Macclesfield Town fan Andrew Fraser tells how, despite the famous surname, one former player failed to live up to expectations
Making a name for yourself in football can be a struggle, but when that name has already been made for you things can be trickier still. Nineteen-year-old John Rooney, brother of Wayne, spent two weeks of August in the US having turned down a new contract with League Two Macclesfield Town. Aiming to win a place in the MLS Superdraft and secure a central contract, he trained with both the Seattle Sounders and Portland Trailblazers and his name prompted a flurry of excitement among the American media. For fans of Macclesfield, it looked very much like a last throw of the dice for a young player who has long carried the weight of expectation.
As far back as 2003, John Rooney was being tipped by the Sun to one day line up alongside his elder brother for both club and country having just entered Everton’s academy. He was 12 years old at the time and, in their words, “could be even better than 17-year‑old Wayne”. But things didn’t work out that way and four years later he was looking for a new club.
He found one in Macclesfield Town and made a promising start, graduating within a year from the academy to the professional ranks. He began to make inroads into the first team and by the start of the 2009-10 season appeared to be emerging as a genuine talent. Two stunning goals against Carlisle and Cheltenham in October alerted the press and the dormant expectation was reawakened.

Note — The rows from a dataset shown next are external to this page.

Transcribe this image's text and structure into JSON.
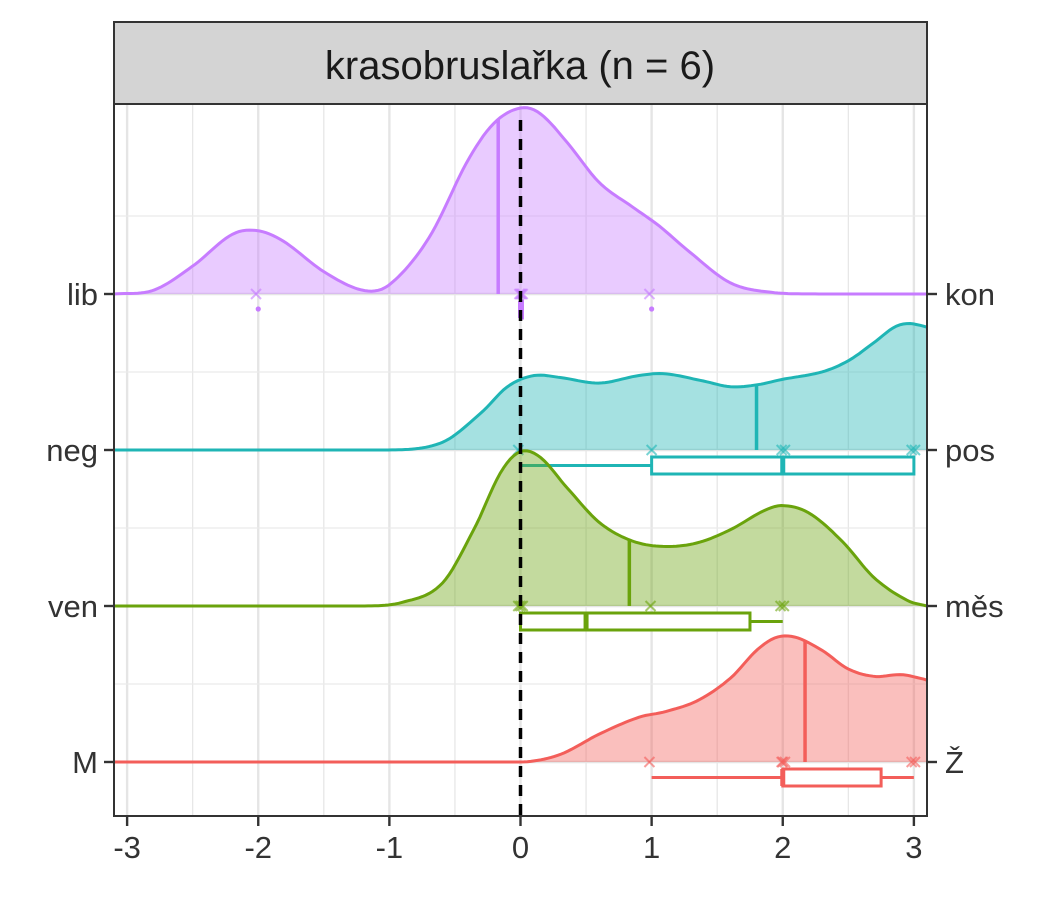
{
  "chart_data": {
    "type": "ridgeline",
    "title": "krasobruslařka (n = 6)",
    "xlabel": "",
    "ylabel": "",
    "xlim": [
      -3.1,
      3.1
    ],
    "x_ticks": [
      -3,
      -2,
      -1,
      0,
      1,
      2,
      3
    ],
    "x_tick_labels": [
      "-3",
      "-2",
      "-1",
      "0",
      "1",
      "2",
      "3"
    ],
    "reference_line_x": 0,
    "grid": true,
    "rows": [
      {
        "left_label": "lib",
        "right_label": "kon",
        "color": "#C77CFF",
        "observations": [
          -2,
          0,
          0,
          0,
          0,
          1
        ],
        "mean": -0.17,
        "density": [
          [
            -3.1,
            0.0
          ],
          [
            -2.8,
            0.02
          ],
          [
            -2.5,
            0.15
          ],
          [
            -2.2,
            0.32
          ],
          [
            -2.0,
            0.34
          ],
          [
            -1.8,
            0.28
          ],
          [
            -1.5,
            0.12
          ],
          [
            -1.2,
            0.02
          ],
          [
            -1.0,
            0.05
          ],
          [
            -0.7,
            0.3
          ],
          [
            -0.4,
            0.72
          ],
          [
            -0.2,
            0.92
          ],
          [
            0.0,
            1.0
          ],
          [
            0.15,
            0.97
          ],
          [
            0.35,
            0.82
          ],
          [
            0.6,
            0.6
          ],
          [
            0.85,
            0.47
          ],
          [
            1.05,
            0.37
          ],
          [
            1.3,
            0.22
          ],
          [
            1.6,
            0.06
          ],
          [
            1.9,
            0.01
          ],
          [
            2.3,
            0.0
          ],
          [
            3.1,
            0.0
          ]
        ],
        "box": {
          "min": 0,
          "q1": 0,
          "median": 0,
          "q3": 0,
          "max": 0,
          "outliers": [
            -2,
            1
          ]
        }
      },
      {
        "left_label": "neg",
        "right_label": "pos",
        "color": "#1FB5B5",
        "observations": [
          0,
          1,
          2,
          2,
          3,
          3
        ],
        "mean": 1.8,
        "density": [
          [
            -3.1,
            0.0
          ],
          [
            -1.0,
            0.0
          ],
          [
            -0.6,
            0.04
          ],
          [
            -0.3,
            0.2
          ],
          [
            -0.1,
            0.34
          ],
          [
            0.1,
            0.4
          ],
          [
            0.3,
            0.39
          ],
          [
            0.6,
            0.36
          ],
          [
            0.9,
            0.4
          ],
          [
            1.1,
            0.41
          ],
          [
            1.4,
            0.37
          ],
          [
            1.6,
            0.34
          ],
          [
            1.8,
            0.35
          ],
          [
            2.0,
            0.38
          ],
          [
            2.3,
            0.42
          ],
          [
            2.5,
            0.48
          ],
          [
            2.7,
            0.58
          ],
          [
            2.85,
            0.66
          ],
          [
            2.95,
            0.68
          ],
          [
            3.05,
            0.67
          ],
          [
            3.1,
            0.66
          ]
        ],
        "box": {
          "min": 0,
          "q1": 1,
          "median": 2,
          "q3": 3,
          "max": 3,
          "outliers": []
        }
      },
      {
        "left_label": "ven",
        "right_label": "měs",
        "color": "#6AA30C",
        "observations": [
          0,
          0,
          0,
          1,
          2,
          2
        ],
        "mean": 0.83,
        "density": [
          [
            -3.1,
            0.0
          ],
          [
            -1.2,
            0.0
          ],
          [
            -0.9,
            0.02
          ],
          [
            -0.6,
            0.12
          ],
          [
            -0.35,
            0.42
          ],
          [
            -0.15,
            0.72
          ],
          [
            0.0,
            0.83
          ],
          [
            0.15,
            0.8
          ],
          [
            0.35,
            0.64
          ],
          [
            0.6,
            0.45
          ],
          [
            0.85,
            0.35
          ],
          [
            1.1,
            0.32
          ],
          [
            1.35,
            0.34
          ],
          [
            1.6,
            0.41
          ],
          [
            1.85,
            0.51
          ],
          [
            2.0,
            0.54
          ],
          [
            2.2,
            0.5
          ],
          [
            2.45,
            0.35
          ],
          [
            2.7,
            0.15
          ],
          [
            2.95,
            0.03
          ],
          [
            3.1,
            0.0
          ]
        ],
        "box": {
          "min": 0,
          "q1": 0,
          "median": 0.5,
          "q3": 1.75,
          "max": 2,
          "outliers": []
        }
      },
      {
        "left_label": "M",
        "right_label": "Ž",
        "color": "#F35E5A",
        "observations": [
          1,
          2,
          2,
          2,
          3,
          3
        ],
        "mean": 2.17,
        "density": [
          [
            -3.1,
            0.0
          ],
          [
            0.0,
            0.0
          ],
          [
            0.3,
            0.04
          ],
          [
            0.6,
            0.15
          ],
          [
            0.9,
            0.24
          ],
          [
            1.1,
            0.27
          ],
          [
            1.35,
            0.33
          ],
          [
            1.6,
            0.45
          ],
          [
            1.8,
            0.6
          ],
          [
            1.95,
            0.67
          ],
          [
            2.1,
            0.67
          ],
          [
            2.3,
            0.6
          ],
          [
            2.5,
            0.5
          ],
          [
            2.7,
            0.46
          ],
          [
            2.9,
            0.47
          ],
          [
            3.05,
            0.45
          ],
          [
            3.1,
            0.44
          ]
        ],
        "box": {
          "min": 1,
          "q1": 2,
          "median": 2,
          "q3": 2.75,
          "max": 3,
          "outliers": []
        }
      }
    ]
  }
}
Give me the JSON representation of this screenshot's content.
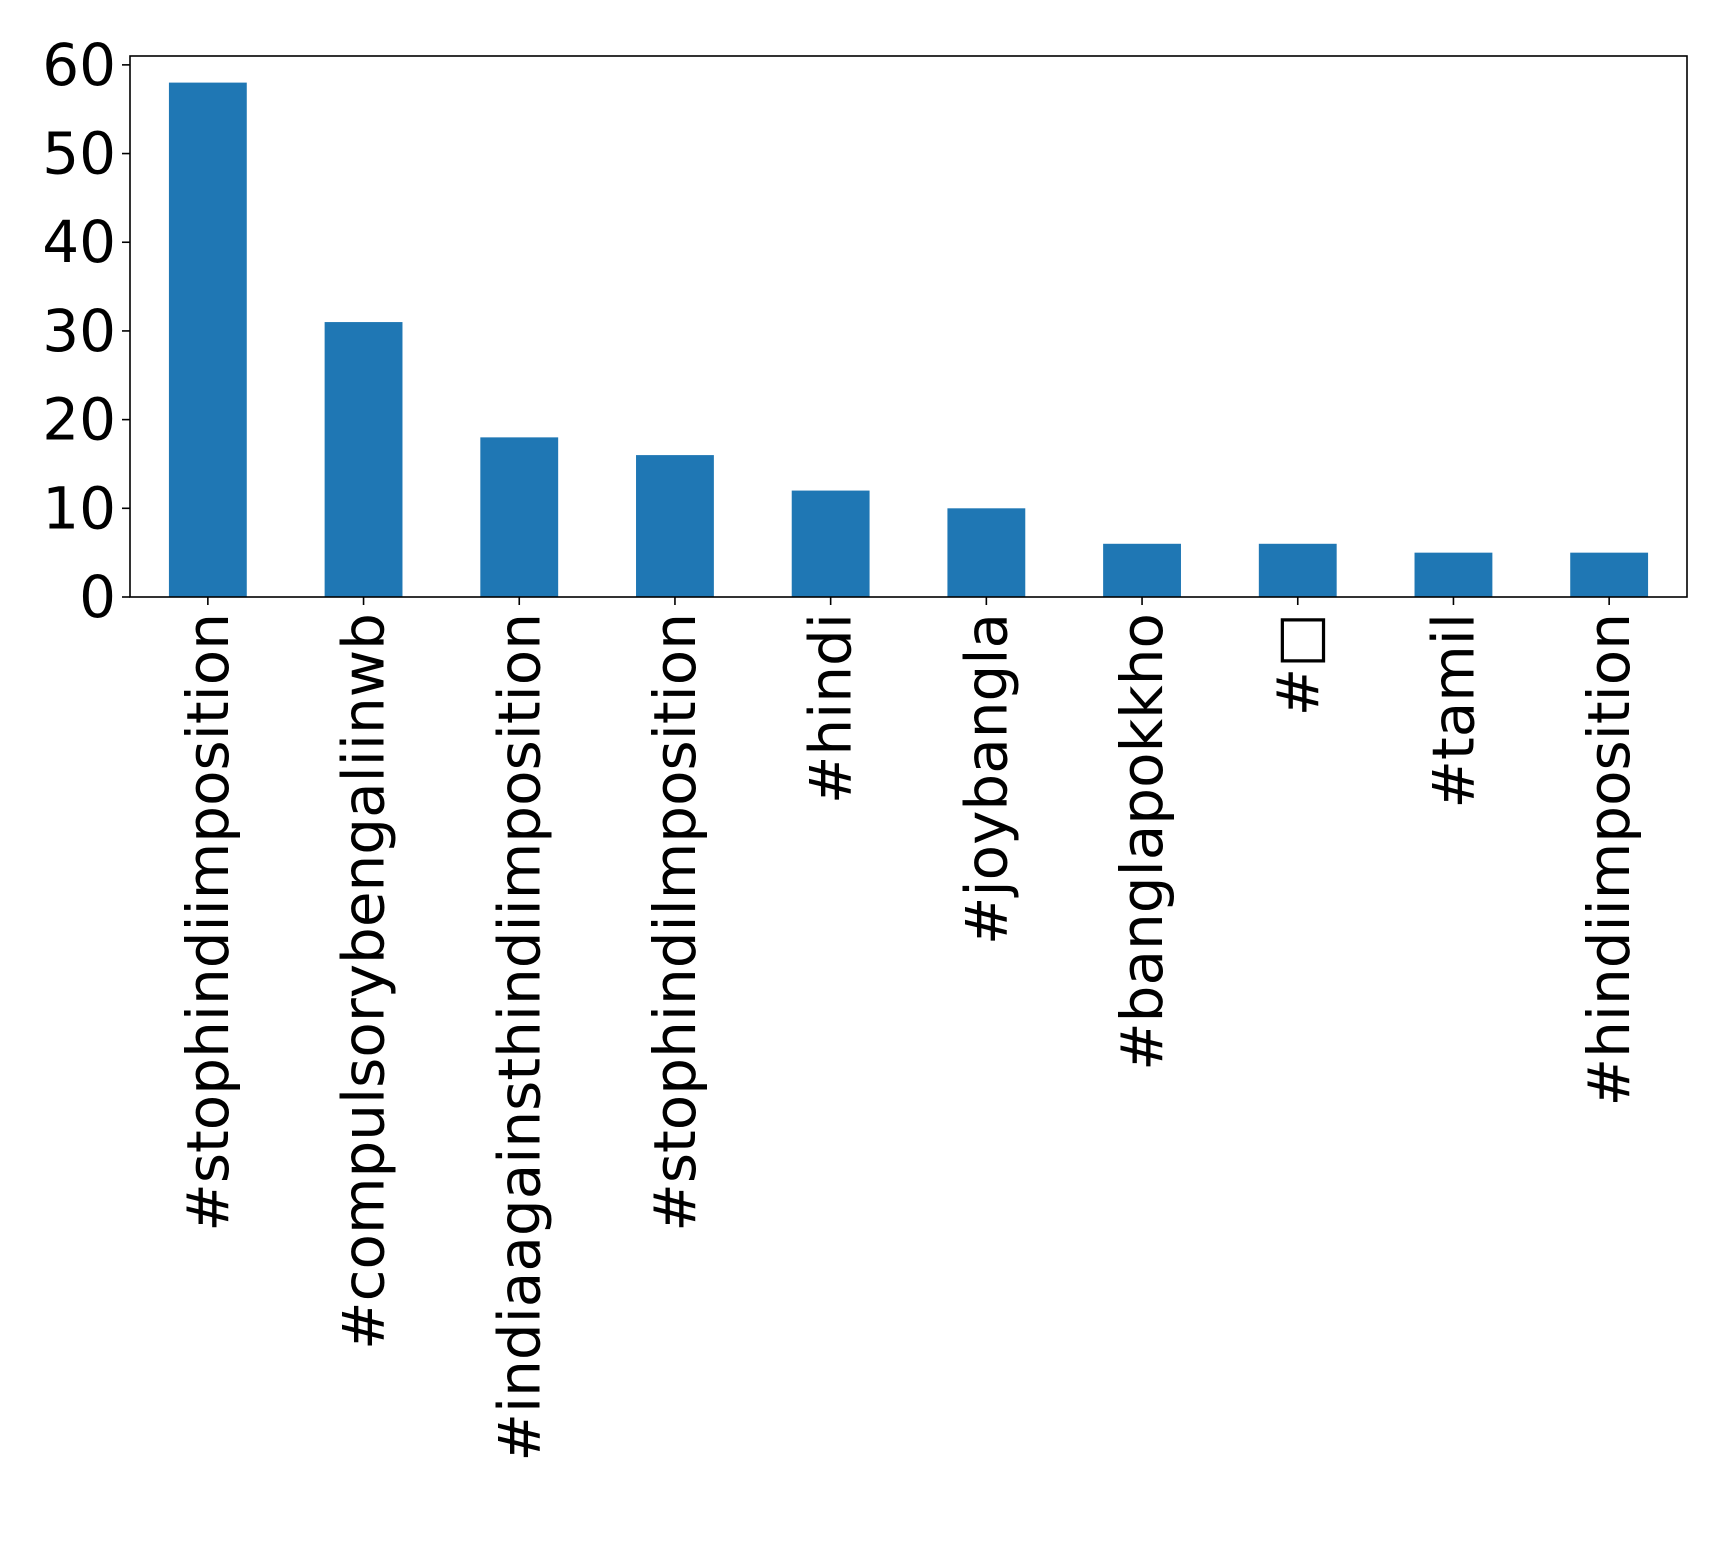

Within weeks it was out of control with rumours of a £500,000 bid from Southampton (something that the club has always denied).
Locally, we remained unconvinced. While Rooney was blessed with undoubted natural ability, like many young players he tended to drift in and out of games in the rough and tumble of League Two. Macclesfield’s wily manager, the late Keith Alexander, saw this too and the youngster often found himself on the bench. Given time he may have proved himself but, with his head turned and possibly inflated, his application suffered.
As his contract drifted towards expiration, it became clear that he, or perhaps his advisors, saw his career developing at a higher level. Whether he’d done enough to earn that right remains a matter of conjecture but with hype comes opportunity. In March, he was invited by Nigel Clough to train with Derby County and a similar arrangement followed with Preston before the season’s end. On the occasions he did appear for the Silkmen, he played like he’d already moved on.
When the time came the club chose to offer a new contract, more to protect their investment in his development than in any hope of a signature. With his age and a deal on the table, any domestic club taking him on would have to pay compensation – a situation that seems to have had a knock-on effect on what followed.
When Derby and Preston declined to follow up their interest, Rooney appeared in pre-season games for Huddersfield Town, but manager Lee Clark decided he offered no improvement on what they already had. A rumour circulated that he was training with Accrington Stanley. He then appeared across the Atlantic. Sadly, if he does prove successful in the US any compensation would leave with him, which perhaps explains why he ended up there in the first place. With no one willing to pay for his services, John Rooney seems to be running out of options. In the unlikely event that he did return to Macclesfield, the door now appears firmly closed. “I was under the illusion he wasn’t coming back so I looked elsewhere,” manager Gary Simpson told the BBC recently. “There’s no budget left.”
While no strangers to being used as a springboard, something about the whole story leaves a sour taste. Other former Silkmen have departed for a higher level with good wishes, notably Preston’s Jon Parkin and Southampton’s Rickie Lambert, but they left a legacy with the club. Would Rooney have attracted the interest that turned his head if his surname was Smith? We’ll never know but, at 19, there’s still time for him to make his own name in the game. We just wish he’d stuck around for us to see it.